1. Les griefs de N'Djamena : une justice « sélective et focalisée sur l'Afrique »
Pour justifier sa démarche, le gouvernement tchadien s'appuie sur un examen approfondi du bilan de la CPI depuis son entrée en vigueur en 2002. Dans un communiqué officiel, les autorités dénoncent une efficacité « limitée, incohérente et à géométrie variable ».
Le constat dressé par le pouvoir tchadien repose sur des chiffres précis de la Cour :
Une concentration géographique jugée disproportionnée : Sur 13 situations faisant l'objet d'enquêtes à la CPI, 9 concernent des pays africains.
La situation des détenus : Sur les personnes actuellement détenues au centre de détention de La Haye, la quasi-totalité poursuivie l'est dans le cadre d'affaires liées à des situations du continent africain.
« Ces statistiques montrent clairement une sélectivité incontestable, devenue une pratique établie au sein de la Cour », estime le ministère des Affaires étrangères du Tchad.
2. Pression américaine et contexte géopolitique régional
Ce retrait intervient également dans un contexte diplomatique et sécuritaire particulièrement complexe.
L'influence des échanges avec Washington : La décision a été précédée d'un échange direct entre N'Djamena et le sous-secrétaire d'État américain chargé des Affaires africaines, au cours duquel les États-Unis ont exprimé leurs propres préoccupation sur le fonctionnement de la CPI.
Les tensions autour de la crise au Soudan : Cette annonce intervient alors que le Tchad fait face à des pressions et à des accusations d'organisations non gouvernementales concernant sa position et son rôle présumé dans la crise sécuritaire au Soudan voisin.
3. Le plaidoyer pour des mécanismes judiciaires continentaux
Tout en actant sa rupture avec la juridiction de La Haye, N’Djamena réaffirme son attachement à la lutte contre l'impunité et au respect des droits humains.

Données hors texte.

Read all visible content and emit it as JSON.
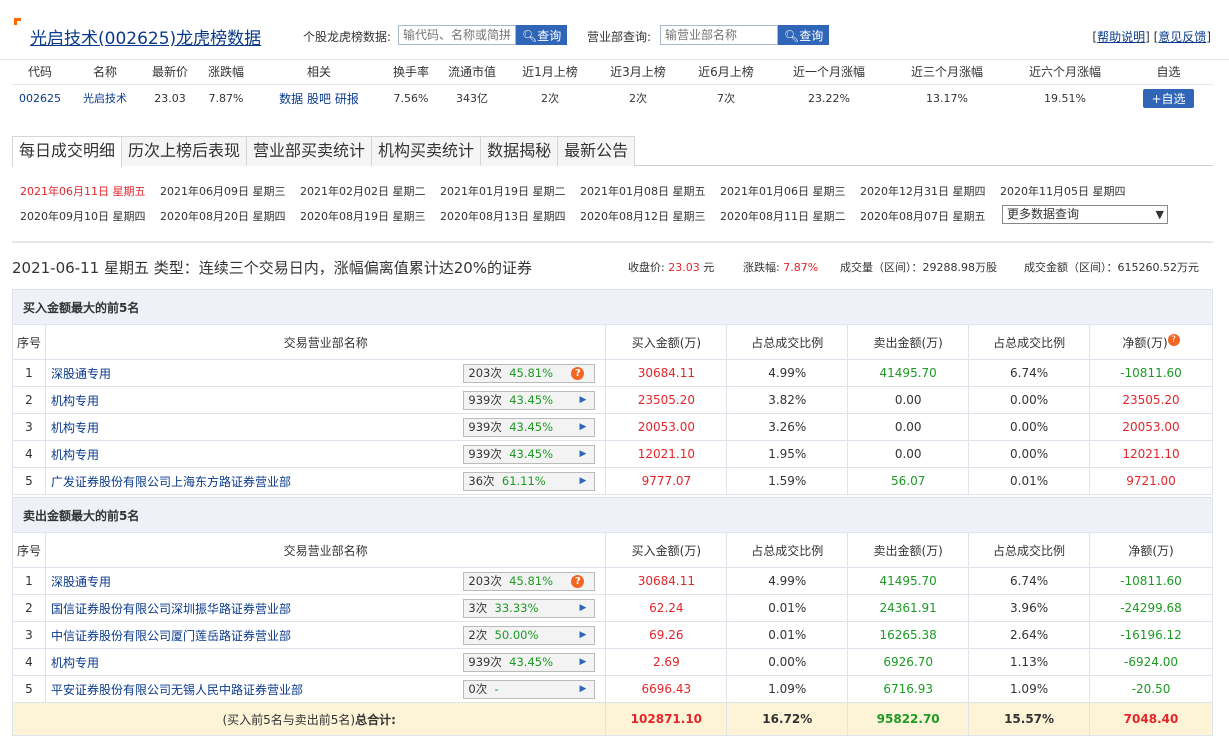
{
  "header": {
    "title": "光启技术(002625)龙虎榜数据",
    "q1_label": "个股龙虎榜数据:",
    "q1_placeholder": "输代码、名称或简拼",
    "q_btn": "查询",
    "q2_label": "营业部查询:",
    "q2_placeholder": "输营业部名称",
    "help": "帮助说明",
    "feedback": "意见反馈"
  },
  "quote": {
    "headers": [
      "代码",
      "名称",
      "最新价",
      "涨跌幅",
      "相关",
      "换手率",
      "流通市值",
      "近1月上榜",
      "近3月上榜",
      "近6月上榜",
      "近一个月涨幅",
      "近三个月涨幅",
      "近六个月涨幅",
      "自选"
    ],
    "code": "002625",
    "name": "光启技术",
    "price": "23.03",
    "change": "7.87%",
    "rel1": "数据",
    "rel2": "股吧",
    "rel3": "研报",
    "turnover": "7.56%",
    "mcap": "343亿",
    "m1": "2次",
    "m3": "2次",
    "m6": "7次",
    "r1": "23.22%",
    "r3": "13.17%",
    "r6": "19.51%",
    "add": "+自选"
  },
  "tabs": [
    "每日成交明细",
    "历次上榜后表现",
    "营业部买卖统计",
    "机构买卖统计",
    "数据揭秘",
    "最新公告"
  ],
  "dates_row1": [
    "2021年06月11日 星期五",
    "2021年06月09日 星期三",
    "2021年02月02日 星期二",
    "2021年01月19日 星期二",
    "2021年01月08日 星期五",
    "2021年01月06日 星期三",
    "2020年12月31日 星期四",
    "2020年11月05日 星期四"
  ],
  "dates_row2": [
    "2020年09月10日 星期四",
    "2020年08月20日 星期四",
    "2020年08月19日 星期三",
    "2020年08月13日 星期四",
    "2020年08月12日 星期三",
    "2020年08月11日 星期二",
    "2020年08月07日 星期五"
  ],
  "more": "更多数据查询",
  "info": {
    "text": "2021-06-11 星期五 类型：连续三个交易日内，涨幅偏离值累计达20%的证券",
    "close_l": "收盘价:",
    "close": "23.03",
    "close_u": "元",
    "chg_l": "涨跌幅:",
    "chg": "7.87%",
    "vol_l": "成交量（区间）：",
    "vol": "29288.98万股",
    "amt_l": "成交金额（区间）：",
    "amt": "615260.52万元"
  },
  "cols": [
    "序号",
    "交易营业部名称",
    "买入金额(万)",
    "占总成交比例",
    "卖出金额(万)",
    "占总成交比例",
    "净额(万)"
  ],
  "buy": {
    "title": "买入金额最大的前5名",
    "rows": [
      [
        "1",
        "深股通专用",
        "203次",
        "45.81%",
        "30684.11",
        "4.99%",
        "41495.70",
        "6.74%",
        "-10811.60"
      ],
      [
        "2",
        "机构专用",
        "939次",
        "43.45%",
        "23505.20",
        "3.82%",
        "0.00",
        "0.00%",
        "23505.20"
      ],
      [
        "3",
        "机构专用",
        "939次",
        "43.45%",
        "20053.00",
        "3.26%",
        "0.00",
        "0.00%",
        "20053.00"
      ],
      [
        "4",
        "机构专用",
        "939次",
        "43.45%",
        "12021.10",
        "1.95%",
        "0.00",
        "0.00%",
        "12021.10"
      ],
      [
        "5",
        "广发证券股份有限公司上海东方路证券营业部",
        "36次",
        "61.11%",
        "9777.07",
        "1.59%",
        "56.07",
        "0.01%",
        "9721.00"
      ]
    ]
  },
  "sell": {
    "title": "卖出金额最大的前5名",
    "rows": [
      [
        "1",
        "深股通专用",
        "203次",
        "45.81%",
        "30684.11",
        "4.99%",
        "41495.70",
        "6.74%",
        "-10811.60"
      ],
      [
        "2",
        "国信证券股份有限公司深圳振华路证券营业部",
        "3次",
        "33.33%",
        "62.24",
        "0.01%",
        "24361.91",
        "3.96%",
        "-24299.68"
      ],
      [
        "3",
        "中信证券股份有限公司厦门莲岳路证券营业部",
        "2次",
        "50.00%",
        "69.26",
        "0.01%",
        "16265.38",
        "2.64%",
        "-16196.12"
      ],
      [
        "4",
        "机构专用",
        "939次",
        "43.45%",
        "2.69",
        "0.00%",
        "6926.70",
        "1.13%",
        "-6924.00"
      ],
      [
        "5",
        "平安证券股份有限公司无锡人民中路证券营业部",
        "0次",
        "-",
        "6696.43",
        "1.09%",
        "6716.93",
        "1.09%",
        "-20.50"
      ]
    ]
  },
  "total": {
    "label_a": "(买入前5名与卖出前5名)",
    "label_b": "总合计:",
    "buy": "102871.10",
    "bp": "16.72%",
    "sell": "95822.70",
    "sp": "15.57%",
    "net": "7048.40"
  },
  "colors": {
    "up": "#e4252a",
    "down": "#1c9a23",
    "link": "#0a3a8c",
    "btn": "#2f66b7"
  }
}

Le gouvernement tchadien appelle l'Union africaine et ses États membres à accélérer l'opérationnalisation des juridictions africaines. L'objectif affiché est de privilégier des mécanismes de justice de proximité, ancrés dans les réalités continentales et garantissant la souveraineté judiciaire des États.
Quel impact pour la CPI en Afrique ?
Conformément à l'article 127 du Statut de Rome, le retrait prendra effet un an après la réception officielle de la notification par le Secrétaire général de l'ONU.
Ce nouveau départ affaiblit l'universalité de la Cour au Sahel et relance plus que jamais le débat sur les réformes profondes requises au sein de la justice internationale pour regagner la confiance des pays du Sud global.